A law enforcement group is blaming the shooting death of Sacramento County sheriff's deputy Robert French on a prison reform measure signed into law by Gov. Jerry Brown.
French was killed Aug. 30 in a gun battle that took place between law enforcement officers and Thomas Littlecloud, 32.
“The blood is on the governor’s hands,” said Mike Rushford, president of the Criminal Justice Legal Foundation, a group that advocates for crime victims.
Rushford was referencing a prison realignment measure known as AB 109, passed by the California Legislature in 2011.
Littlecloud was a felon released from state prison. Under AB 109, responsibility for supervising him was transferred from state parole agents to county probation officers. But Littlecloud committed new crimes upon his release.
“This individual was a violent man,” said Jim Nielsen, a Republican senator from Tehama County. “He had many, many violent acts, weapon possessions, knives, guns, he’s done it all. This guy was a bomb waiting to go off, and now we have another dead officer.”
Late Wednesday, California Department of Corrections and Rehabilitation (CDCR) sent this statement to KCRA 3:
“AB 109 didn't reduce the amount of time this suspect -- or any other -- was incarcerated,” press secretary Vicky Waters wrote.

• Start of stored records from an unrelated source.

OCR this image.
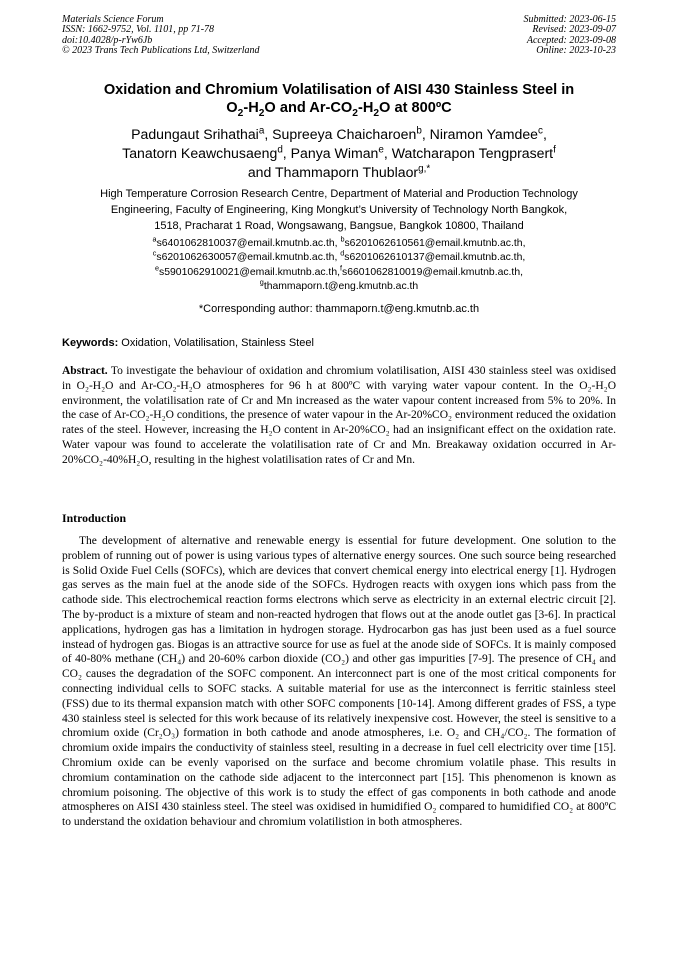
Materials Science Forum
ISSN: 1662-9752, Vol. 1101, pp 71-78
doi:10.4028/p-rYw6Jb
© 2023 Trans Tech Publications Ltd, Switzerland
Submitted: 2023-06-15
Revised: 2023-09-07
Accepted: 2023-09-08
Online: 2023-10-23
Oxidation and Chromium Volatilisation of AISI 430 Stainless Steel in
$O_2-H_2O$ and $Ar-CO_2-H_2O$ at 800ºC
Padungaut Srihathai$^a$, Supreeya Chaicharoen$^b$, Niramon Yamdee$^c$,
Tanatorn Keawchusaeng$^d$, Panya Wiman$^e$, Watcharapon Tengprasert$^f$
and Thammaporn Thublaor$^{g,*}$
High Temperature Corrosion Research Centre, Department of Material and Production Technology
Engineering, Faculty of Engineering, King Mongkut’s University of Technology North Bangkok,
1518, Pracharat 1 Road, Wongsawang, Bangsue, Bangkok 10800, Thailand
$^a$s6401062810037@email.kmutnb.ac.th, $^b$s6201062610561@email.kmutnb.ac.th,
$^c$s6201062630057@email.kmutnb.ac.th, $^d$s6201062610137@email.kmutnb.ac.th,
$^e$s5901062910021@email.kmutnb.ac.th,$^f$s6601062810019@email.kmutnb.ac.th,
$^g$thammaporn.t@eng.kmutnb.ac.th
*Corresponding author: thammaporn.t@eng.kmutnb.ac.th
Keywords: Oxidation, Volatilisation, Stainless Steel
Abstract. To investigate the behaviour of oxidation and chromium volatilisation, AISI 430 stainless steel was oxidised in O₂-H₂O and Ar-CO₂-H₂O atmospheres for 96 h at 800ºC with varying water vapour content. In the O₂-H₂O environment, the volatilisation rate of Cr and Mn increased as the water vapour content increased from 5% to 20%. In the case of Ar-CO₂-H₂O conditions, the presence of water vapour in the Ar-20%CO₂ environment reduced the oxidation rates of the steel. However, increasing the H₂O content in Ar-20%CO₂ had an insignificant effect on the oxidation rate. Water vapour was found to accelerate the volatilisation rate of Cr and Mn. Breakaway oxidation occurred in Ar-20%CO₂-40%H₂O, resulting in the highest volatilisation rates of Cr and Mn.
Introduction
The development of alternative and renewable energy is essential for future development. One solution to the problem of running out of power is using various types of alternative energy sources. One such source being researched is Solid Oxide Fuel Cells (SOFCs), which are devices that convert chemical energy into electrical energy [1]. Hydrogen gas serves as the main fuel at the anode side of the SOFCs. Hydrogen reacts with oxygen ions which pass from the cathode side. This electrochemical reaction forms electrons which serve as electricity in an external electric circuit [2]. The by-product is a mixture of steam and non-reacted hydrogen that flows out at the anode outlet gas [3-6]. In practical applications, hydrogen gas has a limitation in hydrogen storage. Hydrocarbon gas has just been used as a fuel source instead of hydrogen gas. Biogas is an attractive source for use as fuel at the anode side of SOFCs. It is mainly composed of 40-80% methane (CH₄) and 20-60% carbon dioxide (CO₂) and other gas impurities [7-9]. The presence of CH₄ and CO₂ causes the degradation of the SOFC component. An interconnect part is one of the most critical components for connecting individual cells to SOFC stacks. A suitable material for use as the interconnect is ferritic stainless steel (FSS) due to its thermal expansion match with other SOFC components [10-14]. Among different grades of FSS, a type 430 stainless steel is selected for this work because of its relatively inexpensive cost. However, the steel is sensitive to a chromium oxide (Cr₂O₃) formation in both cathode and anode atmospheres, i.e. O₂ and CH₄/CO₂. The formation of chromium oxide impairs the conductivity of stainless steel, resulting in a decrease in fuel cell electricity over time [15]. Chromium oxide can be evenly vaporised on the surface and become chromium volatile phase. This results in chromium contamination on the cathode side adjacent to the interconnect part [15]. This phenomenon is known as chromium poisoning. The objective of this work is to study the effect of gas components in both cathode and anode atmospheres on AISI 430 stainless steel. The steel was oxidised in humidified O₂ compared to humidified CO₂ at 800ºC to understand the oxidation behaviour and chromium volatilistion in both atmospheres.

Waters added, "To be clear, no laws signed since 2011, including AB 109, reduced the amount of time this person was incarcerated or supervised by law enforcement after release. In 2007 he was sentenced to six years in state prison for vehicle theft and assault with a firearm and went to state prison in January 2007 where he served a full sentence until July 2011. (Under laws that have been on the books for decades, inmates get credit for time they were incarcerated during trial.) In July 2011, he was released from state prison to three years of state parole supervision. In 2013 he was sent back to prison for three years for driving recklessly while evading a peace officer and possessing a firearm. (Again, he received credit for time served and other credits that have been on the books for many years.) He was released in November 2014 to the custody of Alameda County Probation where he remained until this incident. Questions about the requirements or restrictions imposed on probationers should be directed to Alameda County Probation Department.”